A party who agrees to arbitrate cannot avoid an adverse arbitration award by ignoring the arbitration proceedings. Merchant Cash & Capital, LLC v. Ko, Case No. 14 Civ. 659(KPF) (S.D.N.Y. June 19, 2015).
Ko operated an auto body shop. He contracted with Merchant Cash, a company that purchases receivables from other businesses, taking $140,000 in exchange for his agreement to turn over $163,800 of his sales to Merchant Cash. As required by the parties’ agreement, Ko opened a designated bank account and used a special credit card processing company for his business transactions. After turning over approximately $5,500 of his sales receivables to Merchant Cash, Ko abruptly closed the bank account, stopped using the credit card terminal, and refused to make further payments to Merchant Cash.

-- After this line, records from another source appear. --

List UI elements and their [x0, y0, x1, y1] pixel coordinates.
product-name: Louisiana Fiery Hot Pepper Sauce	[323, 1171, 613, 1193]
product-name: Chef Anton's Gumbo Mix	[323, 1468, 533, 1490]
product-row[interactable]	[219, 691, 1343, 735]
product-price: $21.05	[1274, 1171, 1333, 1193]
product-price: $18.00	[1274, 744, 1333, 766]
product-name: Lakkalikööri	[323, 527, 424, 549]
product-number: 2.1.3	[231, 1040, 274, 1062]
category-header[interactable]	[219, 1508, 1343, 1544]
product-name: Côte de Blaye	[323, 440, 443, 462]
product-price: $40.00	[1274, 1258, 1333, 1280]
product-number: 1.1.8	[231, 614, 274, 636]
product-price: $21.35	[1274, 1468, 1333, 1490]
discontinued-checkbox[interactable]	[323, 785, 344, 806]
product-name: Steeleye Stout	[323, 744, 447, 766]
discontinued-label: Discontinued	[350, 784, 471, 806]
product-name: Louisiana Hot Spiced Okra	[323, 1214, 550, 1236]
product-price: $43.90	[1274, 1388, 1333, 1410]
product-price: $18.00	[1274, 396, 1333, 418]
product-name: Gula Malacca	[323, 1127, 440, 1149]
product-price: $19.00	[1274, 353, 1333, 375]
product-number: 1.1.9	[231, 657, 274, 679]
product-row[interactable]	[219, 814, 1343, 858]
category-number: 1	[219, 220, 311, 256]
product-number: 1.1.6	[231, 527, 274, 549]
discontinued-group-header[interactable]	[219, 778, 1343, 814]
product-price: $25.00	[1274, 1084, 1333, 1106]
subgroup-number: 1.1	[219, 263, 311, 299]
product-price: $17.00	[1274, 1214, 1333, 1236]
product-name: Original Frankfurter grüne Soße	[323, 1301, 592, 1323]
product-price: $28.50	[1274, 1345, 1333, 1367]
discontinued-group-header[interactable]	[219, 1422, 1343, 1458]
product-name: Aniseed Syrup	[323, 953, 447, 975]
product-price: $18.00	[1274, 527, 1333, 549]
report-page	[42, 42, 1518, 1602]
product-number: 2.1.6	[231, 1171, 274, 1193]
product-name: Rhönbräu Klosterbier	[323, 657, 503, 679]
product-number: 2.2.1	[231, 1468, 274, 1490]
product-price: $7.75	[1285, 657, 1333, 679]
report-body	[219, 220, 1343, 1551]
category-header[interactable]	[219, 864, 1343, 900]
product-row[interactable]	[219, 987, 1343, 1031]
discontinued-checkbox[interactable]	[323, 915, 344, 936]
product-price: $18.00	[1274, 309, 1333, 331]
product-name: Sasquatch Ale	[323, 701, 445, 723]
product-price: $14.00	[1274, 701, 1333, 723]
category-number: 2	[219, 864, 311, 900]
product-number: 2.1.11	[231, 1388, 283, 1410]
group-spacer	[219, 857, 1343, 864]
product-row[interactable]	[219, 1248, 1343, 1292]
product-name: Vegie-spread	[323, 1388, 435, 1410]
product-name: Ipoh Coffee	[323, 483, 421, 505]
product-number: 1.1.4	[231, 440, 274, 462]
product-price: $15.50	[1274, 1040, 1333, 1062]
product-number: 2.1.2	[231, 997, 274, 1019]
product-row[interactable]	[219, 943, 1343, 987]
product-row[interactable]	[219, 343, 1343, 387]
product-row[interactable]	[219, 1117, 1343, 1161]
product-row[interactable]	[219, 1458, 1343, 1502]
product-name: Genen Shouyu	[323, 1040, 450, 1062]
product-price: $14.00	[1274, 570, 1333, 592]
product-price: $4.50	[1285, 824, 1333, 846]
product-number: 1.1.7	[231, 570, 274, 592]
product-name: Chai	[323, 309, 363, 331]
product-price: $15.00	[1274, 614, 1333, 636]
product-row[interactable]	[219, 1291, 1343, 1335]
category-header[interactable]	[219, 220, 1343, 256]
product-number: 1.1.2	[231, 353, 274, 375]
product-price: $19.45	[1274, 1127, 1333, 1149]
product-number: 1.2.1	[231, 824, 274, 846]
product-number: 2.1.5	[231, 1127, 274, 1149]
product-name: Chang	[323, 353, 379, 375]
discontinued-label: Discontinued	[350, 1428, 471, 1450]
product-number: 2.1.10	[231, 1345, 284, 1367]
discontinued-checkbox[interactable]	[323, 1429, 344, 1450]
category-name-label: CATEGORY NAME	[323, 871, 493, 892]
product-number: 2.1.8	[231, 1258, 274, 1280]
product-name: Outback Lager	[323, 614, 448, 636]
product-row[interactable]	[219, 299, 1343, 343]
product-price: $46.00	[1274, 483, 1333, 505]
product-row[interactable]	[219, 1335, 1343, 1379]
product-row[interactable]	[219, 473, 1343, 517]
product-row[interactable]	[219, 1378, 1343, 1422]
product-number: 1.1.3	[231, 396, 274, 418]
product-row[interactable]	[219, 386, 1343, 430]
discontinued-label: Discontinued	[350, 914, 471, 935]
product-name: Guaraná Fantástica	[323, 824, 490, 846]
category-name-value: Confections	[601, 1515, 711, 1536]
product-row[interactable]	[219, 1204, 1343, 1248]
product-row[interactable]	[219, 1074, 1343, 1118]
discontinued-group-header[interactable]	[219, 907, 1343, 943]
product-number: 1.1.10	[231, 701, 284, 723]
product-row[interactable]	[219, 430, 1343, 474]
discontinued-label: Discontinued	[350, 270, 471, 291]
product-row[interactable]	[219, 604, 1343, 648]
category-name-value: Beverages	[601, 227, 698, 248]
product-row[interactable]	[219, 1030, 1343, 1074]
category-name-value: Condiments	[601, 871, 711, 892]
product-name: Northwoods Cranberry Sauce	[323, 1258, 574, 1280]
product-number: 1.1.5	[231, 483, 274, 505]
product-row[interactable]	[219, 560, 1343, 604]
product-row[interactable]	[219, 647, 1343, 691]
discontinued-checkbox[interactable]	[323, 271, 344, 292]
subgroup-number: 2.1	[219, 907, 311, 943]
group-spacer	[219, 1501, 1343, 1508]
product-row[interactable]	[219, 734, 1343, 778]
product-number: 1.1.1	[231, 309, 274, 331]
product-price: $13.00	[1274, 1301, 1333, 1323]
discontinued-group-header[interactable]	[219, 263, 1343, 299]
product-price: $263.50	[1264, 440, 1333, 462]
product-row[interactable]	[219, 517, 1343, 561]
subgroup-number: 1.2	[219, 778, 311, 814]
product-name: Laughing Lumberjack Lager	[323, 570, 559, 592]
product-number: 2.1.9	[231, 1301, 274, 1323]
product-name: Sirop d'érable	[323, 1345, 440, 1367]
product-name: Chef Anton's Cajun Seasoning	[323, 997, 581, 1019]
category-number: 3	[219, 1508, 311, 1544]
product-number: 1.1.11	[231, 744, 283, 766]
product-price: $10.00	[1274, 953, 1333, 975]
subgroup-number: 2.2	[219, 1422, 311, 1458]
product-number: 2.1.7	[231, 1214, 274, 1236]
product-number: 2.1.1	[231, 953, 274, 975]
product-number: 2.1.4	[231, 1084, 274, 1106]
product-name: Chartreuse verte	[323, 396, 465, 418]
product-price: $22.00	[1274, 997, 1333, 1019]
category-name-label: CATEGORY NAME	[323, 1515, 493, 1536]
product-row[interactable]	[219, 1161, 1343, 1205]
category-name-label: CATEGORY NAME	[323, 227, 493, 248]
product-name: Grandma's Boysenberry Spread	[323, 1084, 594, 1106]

Merchant Cash filed a breach of contract lawsuit. Following the parties’ agreement to arbitrate, the court entered an order staying the lawsuit pending arbitration before the AAA. After initial arbitration pleadings had been filed, Ko’s attorney withdrew as Ko’s counsel. The arbitrator issued orders urging Ko to obtain new counsel and advising him that if Ko chose not to participate in the arbitration, the matter might be heard and an award granted anyway.
Ko did not respond to the arbitrator’s orders, nor to subsequent communications regarding discovery and other matters related to the proceedings. The arbitrator notified Ko of preliminary hearings, sought opposition papers from him, and scheduled the final hearing. Ko did not participate in any part of the arbitration.
After considering what evidence he had before him, the arbitrator awarded the outstanding balance to Merchant Cash. Merchant Cash then returned to court and filed a motion for summary judgment confirming the arbitrator’s award. Ko did not oppose the motion or otherwise appear in the litigation.
The court examined Merchant Cash’s submission in depth even though Ko had failed to respond. The court noted that a high showing is needed to avoid summary confirmation of an arbitration award, such as one of the four statutory bases enumerated in the FAA, or that the arbitrator has acted in manifest disregard of the law.
The court held that Ko did not contest the facts set forth in the petition to confirm the award, the arbitrator did his best to include both parties in the arbitration proceedings, and had even provided a reasoned decision for his award, and none of the grounds for vacating the award under the FAA were present. Because both parties had an opportunity to participate fully in the arbitration and Ko had not challenged the award’s legal sufficiency, the court granted Merchant Cash’s motion for summary judgment and entered judgment against Ko in accordance with the arbitrator’s award.
Practice Pointer: Parties ignore arbitration proceedings at their peril. Refusing to participate in an arbitration will not prevent an arbitration award against that party once it has agreed to arbitrate. Given courts’ great deference to arbitration awards, it is essential for a respondent to present its defense on the merits during the arbitration.